Flexible Carbon‐Based 3D Conductive Network Structure Blade‐Coated on Poly(ethylene terephthalate) Substrate for Light‐Emitting Electronic Devices

Herein, the blade‐coated conductive ink on poly(ethylene terephthalate) substrate with unique features is demonstrated, aiming at the fabrication of flexible light‐emitting electronic devices. The inks are prepared by combining carbon‐based fillers and epoxy resin to achieve a high‐performance 3D conductive channel network with low resistance. The carbon‐based channels in the conductive composites withstand 2000 bending‐releasing cycles (bending radius of 10 mm); excellent resistance reliability with the value of R/R 0 is 1.059. Moreover, carbon‐based epoxy composites also possess a mechanical fastness under ultrasonic treatment and chemical durability to various organic solvents and have an excellent performance in the application of light‐emitting electronic devices. Here, this work provides a new solution for the development of high‐efficiency, low‐cost, large‐scale production of flexible electronics.
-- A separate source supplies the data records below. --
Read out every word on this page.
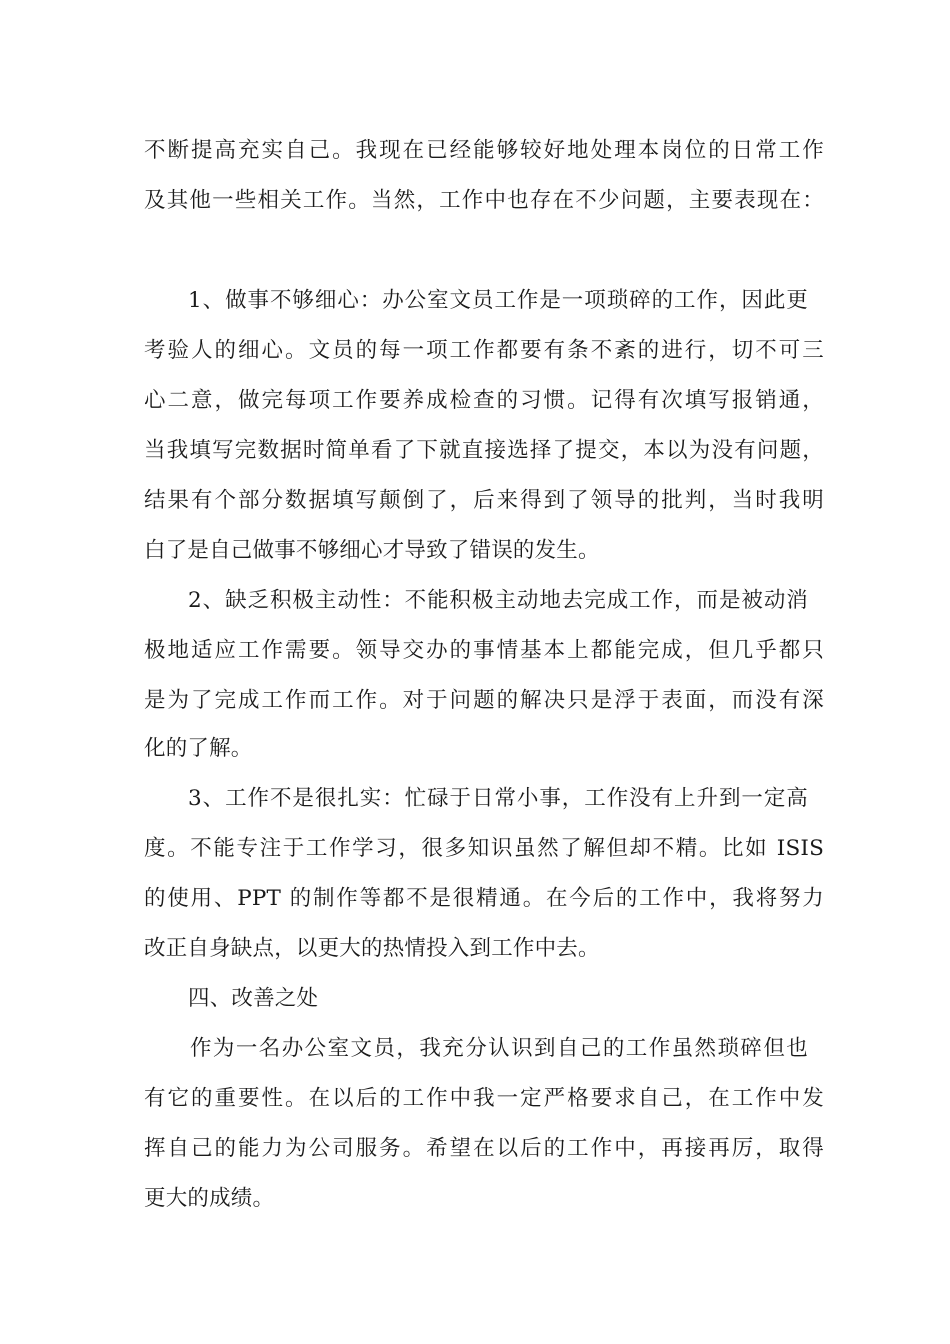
不断提高充实自己。我现在已经能够较好地处理本岗位的日常工作
及其他一些相关工作。当然，工作中也存在不少问题，主要表现在：
1、做事不够细心：办公室文员工作是一项琐碎的工作，因此更
考验人的细心。文员的每一项工作都要有条不紊的进行，切不可三
心二意，做完每项工作要养成检查的习惯。记得有次填写报销通，
当我填写完数据时简单看了下就直接选择了提交，本以为没有问题，
结果有个部分数据填写颠倒了，后来得到了领导的批判，当时我明
白了是自己做事不够细心才导致了错误的发生。
2、缺乏积极主动性：不能积极主动地去完成工作，而是被动消
极地适应工作需要。领导交办的事情基本上都能完成，但几乎都只
是为了完成工作而工作。对于问题的解决只是浮于表面，而没有深
化的了解。
3、工作不是很扎实：忙碌于日常小事，工作没有上升到一定高
度。不能专注于工作学习，很多知识虽然了解但却不精。比如 ISIS
的使用、PPT 的制作等都不是很精通。在今后的工作中，我将努力
改正自身缺点，以更大的热情投入到工作中去。
四、改善之处
作为一名办公室文员，我充分认识到自己的工作虽然琐碎但也
有它的重要性。在以后的工作中我一定严格要求自己，在工作中发
挥自己的能力为公司服务。希望在以后的工作中，再接再厉，取得
更大的成绩。
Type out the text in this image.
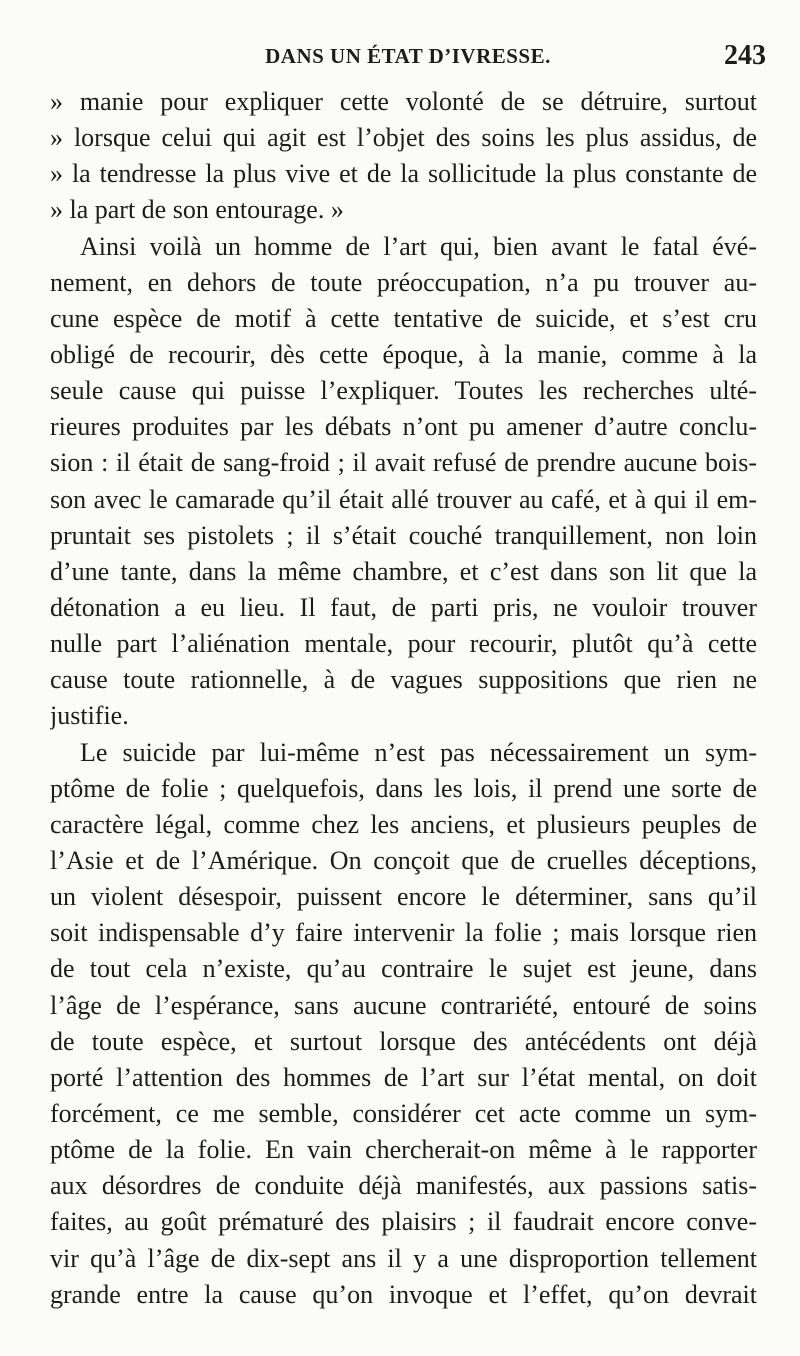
DANS UN ÉTAT D’IVRESSE.	243
» manie pour expliquer cette volonté de se détruire, surtout
» lorsque celui qui agit est l’objet des soins les plus assidus, de
» la tendresse la plus vive et de la sollicitude la plus constante de
» la part de son entourage. »
Ainsi voilà un homme de l’art qui, bien avant le fatal évé-
nement, en dehors de toute préoccupation, n’a pu trouver au-
cune espèce de motif à cette tentative de suicide, et s’est cru
obligé de recourir, dès cette époque, à la manie, comme à la
seule cause qui puisse l’expliquer. Toutes les recherches ulté-
rieures produites par les débats n’ont pu amener d’autre conclu-
sion : il était de sang-froid ; il avait refusé de prendre aucune bois-
son avec le camarade qu’il était allé trouver au café, et à qui il em-
pruntait ses pistolets ; il s’était couché tranquillement, non loin
d’une tante, dans la même chambre, et c’est dans son lit que la
détonation a eu lieu. Il faut, de parti pris, ne vouloir trouver
nulle part l’aliénation mentale, pour recourir, plutôt qu’à cette
cause toute rationnelle, à de vagues suppositions que rien ne
justifie.
Le suicide par lui-même n’est pas nécessairement un sym-
ptôme de folie ; quelquefois, dans les lois, il prend une sorte de
caractère légal, comme chez les anciens, et plusieurs peuples de
l’Asie et de l’Amérique. On conçoit que de cruelles déceptions,
un violent désespoir, puissent encore le déterminer, sans qu’il
soit indispensable d’y faire intervenir la folie ; mais lorsque rien
de tout cela n’existe, qu’au contraire le sujet est jeune, dans
l’âge de l’espérance, sans aucune contrariété, entouré de soins
de toute espèce, et surtout lorsque des antécédents ont déjà
porté l’attention des hommes de l’art sur l’état mental, on doit
forcément, ce me semble, considérer cet acte comme un sym-
ptôme de la folie. En vain chercherait-on même à le rapporter
aux désordres de conduite déjà manifestés, aux passions satis-
faites, au goût prématuré des plaisirs ; il faudrait encore conve-
vir qu’à l’âge de dix-sept ans il y a une disproportion tellement
grande entre la cause qu’on invoque et l’effet, qu’on devrait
Herein, the blade‐coated conductive ink on poly(ethylene terephthalate) (PET) substrate with unique features is demonstrated, aiming at the fabrication of flexible light‐emitting electronic devices. The inks are prepared by combining carbon‐based fillers and epoxy resin to achieve a high‐performance 3D conductive channel network with low resistance. The composites prepared have mechanical fastness, solvent resistance, and excellent flexibility.